◆【エピソード2】朝の繁華街で始まった出勤前の攻防戦

「止まるのかなと思って減速したら、急にバックしてきたんです。ぶつかると思いました」
慌ててブレーキを踏むと、セダンは山本さんの前方右手の駐車場に滑り込み、すれ違いざまに大音量のクラクションを鳴らした。

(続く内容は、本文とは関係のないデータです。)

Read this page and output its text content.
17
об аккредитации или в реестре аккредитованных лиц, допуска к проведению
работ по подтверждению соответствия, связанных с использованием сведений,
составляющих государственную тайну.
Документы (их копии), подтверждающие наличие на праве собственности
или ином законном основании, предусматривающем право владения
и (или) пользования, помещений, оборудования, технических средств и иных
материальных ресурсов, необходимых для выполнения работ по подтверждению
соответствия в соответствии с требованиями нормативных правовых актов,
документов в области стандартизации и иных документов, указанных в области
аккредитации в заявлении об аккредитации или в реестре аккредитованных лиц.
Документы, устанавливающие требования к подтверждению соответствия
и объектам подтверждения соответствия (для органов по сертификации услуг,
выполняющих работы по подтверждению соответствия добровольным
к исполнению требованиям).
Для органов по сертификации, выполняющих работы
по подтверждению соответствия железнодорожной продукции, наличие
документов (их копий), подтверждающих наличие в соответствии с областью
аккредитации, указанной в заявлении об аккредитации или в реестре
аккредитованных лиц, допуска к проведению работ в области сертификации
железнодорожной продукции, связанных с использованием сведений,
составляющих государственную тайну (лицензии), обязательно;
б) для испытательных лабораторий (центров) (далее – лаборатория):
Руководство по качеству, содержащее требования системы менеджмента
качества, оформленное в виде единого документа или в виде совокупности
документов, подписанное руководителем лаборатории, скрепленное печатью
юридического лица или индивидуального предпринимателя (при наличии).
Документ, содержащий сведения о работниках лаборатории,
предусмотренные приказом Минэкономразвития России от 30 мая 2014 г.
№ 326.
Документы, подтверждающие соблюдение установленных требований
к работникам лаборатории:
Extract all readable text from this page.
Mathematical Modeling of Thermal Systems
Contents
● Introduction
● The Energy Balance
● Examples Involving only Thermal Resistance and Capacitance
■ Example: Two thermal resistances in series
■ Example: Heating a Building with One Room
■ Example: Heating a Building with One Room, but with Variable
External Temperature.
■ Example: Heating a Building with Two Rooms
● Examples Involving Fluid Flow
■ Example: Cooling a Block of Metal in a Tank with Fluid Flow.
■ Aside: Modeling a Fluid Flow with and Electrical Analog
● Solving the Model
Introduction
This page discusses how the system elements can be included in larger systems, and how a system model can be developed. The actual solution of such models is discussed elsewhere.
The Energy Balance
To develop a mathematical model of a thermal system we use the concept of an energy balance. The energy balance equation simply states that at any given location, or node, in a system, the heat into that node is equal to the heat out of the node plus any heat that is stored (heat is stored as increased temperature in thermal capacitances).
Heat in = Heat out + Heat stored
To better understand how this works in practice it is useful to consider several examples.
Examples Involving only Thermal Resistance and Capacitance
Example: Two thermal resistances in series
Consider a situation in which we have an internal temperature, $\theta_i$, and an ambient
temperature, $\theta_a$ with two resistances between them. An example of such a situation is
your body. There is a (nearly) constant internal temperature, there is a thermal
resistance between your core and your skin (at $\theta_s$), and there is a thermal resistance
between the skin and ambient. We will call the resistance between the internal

「鼓膜が“ビリっ”ってしたくらいの音でした。繁華街なので、正直、“その筋の人”かもって思いました」
そのセダンは再び動き出し、今度は山本さんの後方に張りついた。車間を詰め、左右に車体を揺らしながら挑発してきたのだ。
◆軽自動車の機敏な動きで逃げ切った
「早く逃げたいけど、繁華街って道が狭いし人も多い。下手にスピードを出したら事故を起こすと思いました」
焦る気持ちを抑え、山本さんは“あえて低速”を維持したという。そして、通勤ルートを変え、裏道へハンドルを切った。
「軽自動車のよいところは、小回りがきくことです。相手はセダンだから、狭い道ならついてこれないかもって思ったんです」
角を曲がると、開店準備中の飲食店の前にワゴン車が止まっていたそうだ。スタッフが荷物を運んでおり、道幅はさらに狭くなっていた。
「バックミラーを見たら、黒いセダンは見えませんでした。通れなかったみたいで、後ろから別の車がきて詰まっていましたね」
山本さんはそのまま路地を抜け、目的のコインパーキングへ到着。車を止めた瞬間、緊張がほどけたようだ。
「心臓はまだドキドキしてたけど、恐怖よりも“冷静でいられた”っていう安堵感のほうが大きかったです」
勤務時間まで少し余裕のある時刻を確認し、ようやく落ち着いたという。